Adverse maternal outcomes include: threatened abortion/preterm delivery, preterm delivery, abortion/stillbirth, premature rupture of membranes, placental abruption, placental dysfunction, polyhydramnios, oligohydramnios/oligohydramnios, fetal malformation, intrauterine growth restriction, intrauterine fetal distress, postpartum hemorrhage, postpartum fever, postpartum thyroid dysfunction, and number of hospitalizations.

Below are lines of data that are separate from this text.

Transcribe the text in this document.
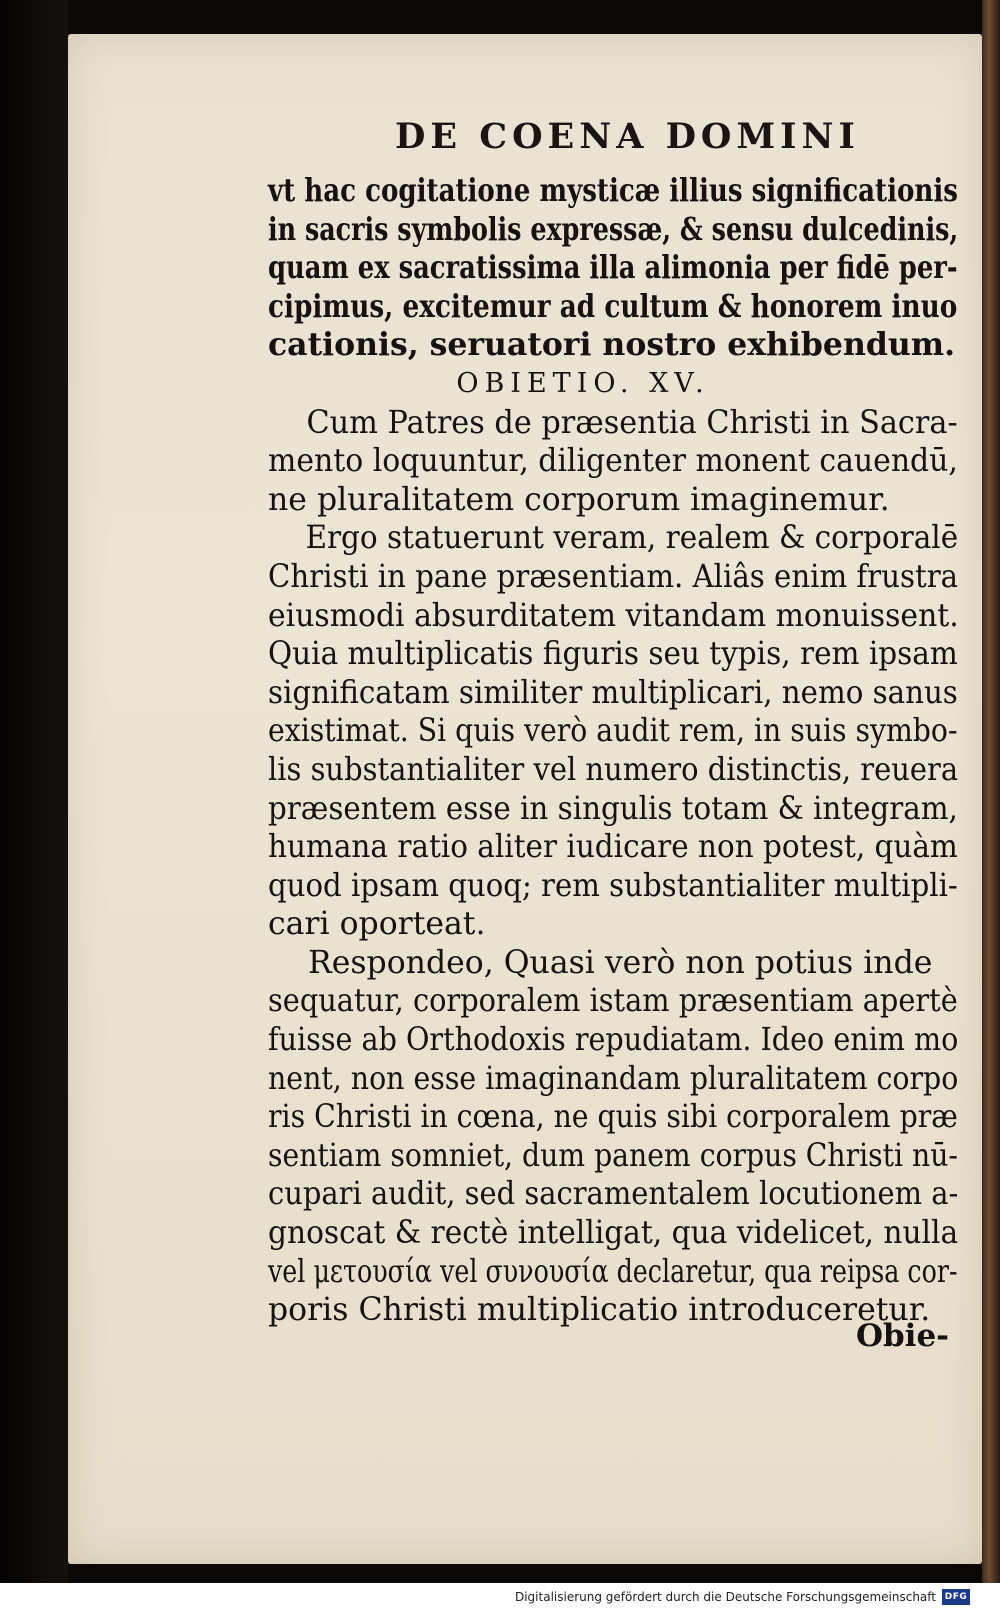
DE COENA DOMINI
vt hac cogitatione mysticæ illius significationis
in sacris symbolis expressæ, & sensu dulcedinis,
quam ex sacratissima illa alimonia per fidē per-
cipimus, excitemur ad cultum & honorem inuo
cationis, seruatori nostro exhibendum.
OBIETIO. XV.
Cum Patres de præsentia Christi in Sacra-
mento loquuntur, diligenter monent cauendū,
ne pluralitatem corporum imaginemur.
Ergo statuerunt veram, realem & corporalē
Christi in pane præsentiam. Aliâs enim frustra
eiusmodi absurditatem vitandam monuissent.
Quia multiplicatis figuris seu typis, rem ipsam
significatam similiter multiplicari, nemo sanus
existimat. Si quis verò audit rem, in suis symbo-
lis substantialiter vel numero distinctis, reuera
præsentem esse in singulis totam & integram,
humana ratio aliter iudicare non potest, quàm
quod ipsam quoq; rem substantialiter multipli-
cari oporteat.
Respondeo, Quasi verò non potius inde
sequatur, corporalem istam præsentiam apertè
fuisse ab Orthodoxis repudiatam. Ideo enim mo
nent, non esse imaginandam pluralitatem corpo
ris Christi in cœna, ne quis sibi corporalem præ
sentiam somniet, dum panem corpus Christi nū-
cupari audit, sed sacramentalem locutionem a-
gnoscat & rectè intelligat, qua videlicet, nulla
vel μετουσία vel συνουσία declaretur, qua reipsa cor-
poris Christi multiplicatio introduceretur.
Obie-
Digitalisierung gefördert durch die Deutsche Forschungsgemeinschaft DFG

Neonatal adverse outcomes included: low birth weight, macrosomia, low Apgar score (≤ 7 points at 1–5 min after birth), transfer to neonatal/intensive care unit (NICU), neonatal thyroid dysfunction, neonatal asphyxia, neonatal hyperbilirubinemia, neonatal pneumonia/infection, neonatal anemia.
Sample size
The sample size of the case cohort study was calculated according to the Spyridoula Maraka study[ 18]. The sample size was calculated to be 570, and considering 20% sample loss, the total sample size was 713.
Data Pre-processing
When the missing items of a variable exceed 20%, the variable is eliminated; Subjects with more than 20% missing items were excluded. If missing items are less than 20%, continuous variables will be imputed with missing values, such as mean or median; Categorical variable, assigned as No, assigned as Uncertain. In logistic regression analysis, the continuous variables of gestational age, number of hospitalizations, gravidity and parity were changed to binary classification. Term birth (gestational age 37–41 weeks) and preterm birth (gestational age 37 weeks)[no postterm birth (gestational age ≥ 42 weeks) in this study];1 and multiple hospitalizations; 1 and multiple pregnancies; Delivery 1 and multiple deliveries. Because forceps delivery mode only 1 parturient, so forceps delivery and episiotomy combined.
Statistical analysis
The 698 Maternity women and their newborns were randomly divided into two training sets and validation sets according to the ratio of 7:3. The training set established the model, and the validation set verified the model. There were 488 cases in the training set and 210 cases in the validation set.
At the same time, 698 pregnant women were divided into 2 groups according to the presence or absence of adverse outcomes, and 698 newborns were divided into 2 groups according to the presence or absence of adverse outcomes. (Twin pregnancies were treated as 2 women and their newborns). Any one of the maternal / neonatal adverse outcomes was adverse pregnancy outcome. We made a case report form to collect all the information of the patient in the hospital HIS system, including past medical history, family medical history, present medical history and so on. Logistic regression model was established based on single factor analysis. The stepwise regression based on the Akaike information criterion minimum was used to select variables for inclusion in the nomogram[ 19].
Model evaluation measures include AUC, sensitivity, specificity, and Brier score. Cut-off refers to the prediction probability P according to the model, if p ≥ Cut-off, the prediction is positive; Otherwise the prediction is negative.
Discriminatory power was assessed by the area under the curve (AUC) of the receiver operating characteristic (ROC) curve. The calibration curve was used to evaluate the calibration capability. The calibration plot shows the predicted and actual probabilities for each patient in the nomogram, with a line close to the ideal 45° indicating a good correlation. Decision curve analysis (DCA) was performed to evaluate the clinical utility of the nomograms.
All P values were two-tailed, and p < 0.05 was considered statistically significant. All statistical analyses were performed using the R programming language and environment.